Eine hohe Zufuhr von Kohlenhydraten sowie Ballaststoffen sichert einen hohen Gehalt an kurzkettigen Fettsäuren im Kolon. Nur wenn Acetat, Propionat und Butyrat in ausreichenden Mengen zur Verfügung stehen, kann eine optimale Aktivität der Kolonmukosazellen gewährleistet werden. Ein voll funktionsfähiger Energiestoffwechsel der Zellen ist wiederum Bedingung für die Aufrechterhaltung der Barrierefunktion des Darms. Diese Schrankenfunktion (Mukosablock) der Darmschleimhaut schützt vor einem Übertritt von Bakterien und Antikörper produzierenden Bakteriengiften aus dem Darminneren in die Blut- sowie Lymphbahn. Zudem wird durch den Mukosablock die Aufnahme von Bakterien und Keimen – Antigene – in den Darm verhindert.

Bedeutung der Aminosäure Glutamin

Eine weitere Voraussetzung für die Aufrechterhaltung der Barrierefunktion der Dickdarmschleimhaut ist eine ausreichende Versorgung der Schleimhautzellen mit Glutamin [2.2.]. Dieses mit der Nahrung aufgenommene beziehungsweise im Organismus gebildete Substrat ist – wie die kurzkettigen Fettsäuren – eine entscheidende Energiequelle in den Mukosazellen.

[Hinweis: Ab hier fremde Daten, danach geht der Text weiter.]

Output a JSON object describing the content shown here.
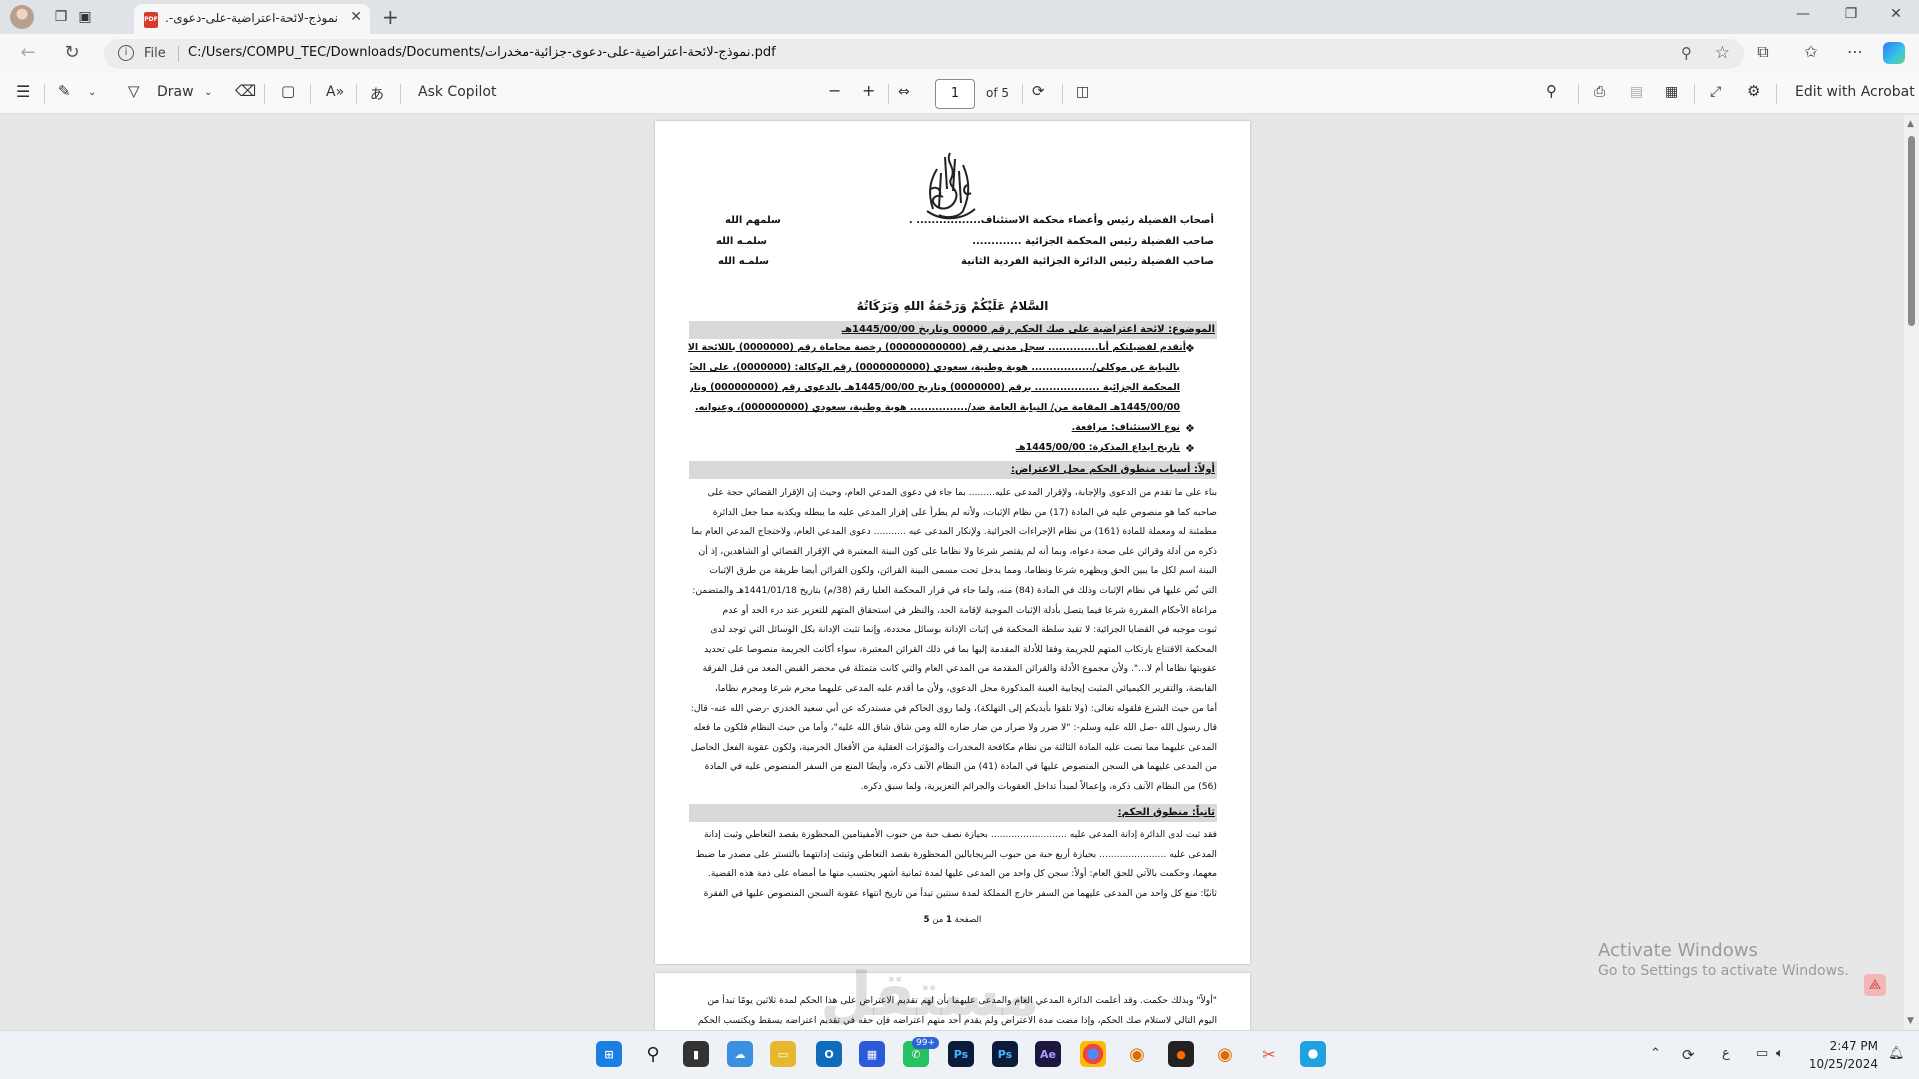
{
  "browser": {
    "tab_title": "نموذج-لائحة-اعتراضية-على-دعوى-...",
    "tab_icon_label": "PDF",
    "address_scheme": "File",
    "url": "C:/Users/COMPU_TEC/Downloads/Documents/نموذج-لائحة-اعتراضية-على-دعوى-جزائية-مخدرات.pdf"
  },
  "pdf_toolbar": {
    "draw_label": "Draw",
    "ask_copilot_label": "Ask Copilot",
    "page_current": "1",
    "page_total_label": "of 5",
    "edit_acrobat_label": "Edit with Acrobat"
  },
  "document": {
    "addressees": [
      {
        "text": "أصحاب الفضيلة رئيس وأعضاء محكمة الاستئناف................. .",
        "salute": "سلمهم الله"
      },
      {
        "text": "صاحب الفضيلة رئيس المحكمة الجزائية .............",
        "salute": "سلمـه الله"
      },
      {
        "text": "صاحب الفضيلة رئيس الدائرة الجزائية الفردية الثانية",
        "salute": "سلمـه الله"
      }
    ],
    "greeting": "السَّلامُ عَلَيْكُمْ وَرَحْمَةُ اللهِ وَبَرَكَاتُهُ",
    "subject": "الموضوع: لائحة اعتراضية على صك الحكم رقم 00000 وتاريخ 1445/00/00هـ",
    "intro_lines": [
      "أتقدم لفضيلتكم أنا.............. سجل مدني رقم (00000000000) رخصة محاماة رقم (0000000) باللائحة الاعتراضية",
      "بالنيابة عن موكلي/................. هوية وطنية، سعودي (0000000000) رقم الوكالة: (0000000)، على الحكم الصادر من",
      "المحكمة الجزائية .................. برقم (0000000) وتاريخ 1445/00/00هـ بالدعوى رقم (000000000) وتاريخ",
      "1445/00/00هـ المقامة من/ النيابة العامة ضد/................ هوية وطنية، سعودي (000000000)، وعنوانه."
    ],
    "appeal_type": "نوع الاستئناف: مرافعة.",
    "memo_date": "تاريخ ايداع المذكرة: 1445/00/00هـ",
    "section1_title": "أولاً: أسباب منطوق الحكم محل الاعتراض:",
    "section1_lines": [
      "بناء على ما تقدم من الدعوى والإجابة، ولإقرار المدعى عليه......... بما جاء في دعوى المدعي العام، وحيث إن الإقرار القضائي حجة على",
      "صاحبه كما هو منصوص عليه في المادة (17) من نظام الإثبات، ولأنه لم يطرأ على إقرار المدعى عليه ما يبطله ويكذبه مما جعل الدائرة",
      "مطمئنة له ومعملة للمادة (161) من نظام الإجراءات الجزائية. ولإنكار المدعى عيه ........... دعوى المدعي العام، ولاحتجاج المدعي العام بما",
      "ذكره من أدلة وقرائن على صحة دعواه، وبما أنه لم يقتصر شرعا ولا نظاما على كون البينة المعتبرة في الإقرار القضائي أو الشاهدين، إذ أن",
      "البينة اسم لكل ما يبين الحق ويظهره شرعا ونظاما، ومما يدخل تحت مسمى البينة القرائن، ولكون القرائن أيضا طريقة من طرق الإثبات",
      "التي نُص عليها في نظام الإثبات وذلك في المادة (84) منه، ولما جاء في قرار المحكمة العليا رقم (38/م) بتاريخ 1441/01/18هـ والمتضمن: \"مع",
      "مراعاة الأحكام المقررة شرعا فيما يتصل بأدلة الإثبات الموجبة لإقامة الحد، والنظر في استحقاق المتهم للتعزير عند درء الحد أو عدم",
      "ثبوت موجبه في القضايا الجزائية: لا تقيد سلطة المحكمة في إثبات الإدانة بوسائل محددة، وإنما تثبت الإدانة بكل الوسائل التي توجد لدى",
      "المحكمة الاقتناع بارتكاب المتهم للجريمة وفقا للأدلة المقدمة إليها بما في ذلك القرائن المعتبرة، سواء أكانت الجريمة منصوصا على تحديد",
      "عقوبتها نظاما أم لا...\". ولأن مجموع الأدلة والقرائن المقدمة من المدعي العام والتي كانت متمثلة في محضر القبض المعد من قبل الفرقة",
      "القابضة، والتقرير الكيميائي المثبت إيجابية العينة المذكورة محل الدعوى، ولأن ما أقدم عليه المدعى عليهما محرم شرعا ومجرم نظاما،",
      "أما من حيث الشرع فلقوله تعالى: (ولا تلقوا بأيديكم إلى التهلكة)، ولما روى الحاكم في مستدركه عن أبي سعيد الخدري -رضي الله عنه- قال:",
      "قال رسول الله -صل الله عليه وسلم-: \"لا ضرر ولا ضرار من ضار ضاره الله ومن شاق شاق الله عليه\"، وأما من حيث النظام فلكون ما فعله",
      "المدعى عليهما مما نصت عليه المادة الثالثة من نظام مكافحة المخدرات والمؤثرات العقلية من الأفعال الجرمية، ولكون عقوبة الفعل الحاصل",
      "من المدعى عليهما هي السجن المنصوص عليها في المادة (41) من النظام الآنف ذكره، وأيضًا المنع من السفر المنصوص عليه في المادة",
      "(56) من النظام الآنف ذكره، وإعمالاً لمبدأ تداخل العقوبات والجرائم التعزيرية، ولما سبق ذكره."
    ],
    "section2_title": "ثانياً: منطوق الحكم:",
    "section2_lines": [
      "فقد ثبت لدى الدائرة إدانة المدعى عليه .......................... بحيازة نصف حبة من حبوب الأمفيتامين المحظورة بقصد التعاطي وثبت إدانة",
      "المدعى عليه ....................... بحيازة أربع حبة من حبوب البريجابالين المحظورة بقصد التعاطي وثبتت إدانتهما بالتستر على مصدر ما ضبط",
      "معهما، وحكمت بالآتي للحق العام: أولاً: سجن كل واحد من المدعى عليها لمدة ثمانية أشهر يحتسب منها ما أمضاه على ذمة هذه القضية.",
      "ثانيًا: منع كل واحد من المدعى عليهما من السفر خارج المملكة لمدة سنتين تبدأ من تاريخ انتهاء عقوبة السجن المنصوص عليها في الفقرة"
    ],
    "footer_prefix": "الصفحة",
    "footer_page": "1",
    "footer_of": "من",
    "footer_total": "5",
    "page2_lines": [
      "\"أولاً\" وبذلك حكمت. وقد أعلمت الدائرة المدعي العام والمدعى عليهما بأن لهم تقديم الاعتراض على هذا الحكم لمدة ثلاثين يومًا تبدأ من",
      "اليوم التالي لاستلام صك الحكم، وإذا مضت مدة الاعتراض ولم يقدم أحد منهم اعتراضه فإن حقه في تقديم اعتراضه يسقط ويكتسب الحكم"
    ]
  },
  "overlay": {
    "watermark": "مستقل",
    "activate_title": "Activate Windows",
    "activate_sub": "Go to Settings to activate Windows."
  },
  "taskbar": {
    "badge": "99+",
    "time": "2:47 PM",
    "date": "10/25/2024",
    "lang": "ع"
  }
}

Die Aminosäure ist damit für den Energiestoffwechsel der Zellen der Dünn- sowie Dickdarmschleimhaut von erheblicher Bedeutung. Glutamin kann auch Schäden an der Innenwand des Verdauungstraktes, wie Geschwüre oder Entzündungen, entgegenwirken [1].

Colitis ulcerosa

Literatur

  1. Biesalski, H. K., Fürst, P., Kasper, H., Kluthe, R., Pölert, W.,
    Puchstein, Ch., Stähelin, H., B.
    Ernährungsmedizin. Kapitel 27, 342-374
    Georg Thieme Verlag, Stuttgart 1999
  2. Kasper, H.
    Ernährungsmedizin und Diätetik. Kapitel 1, 76-85 (2.1.), 3, 162-211 (2.2.)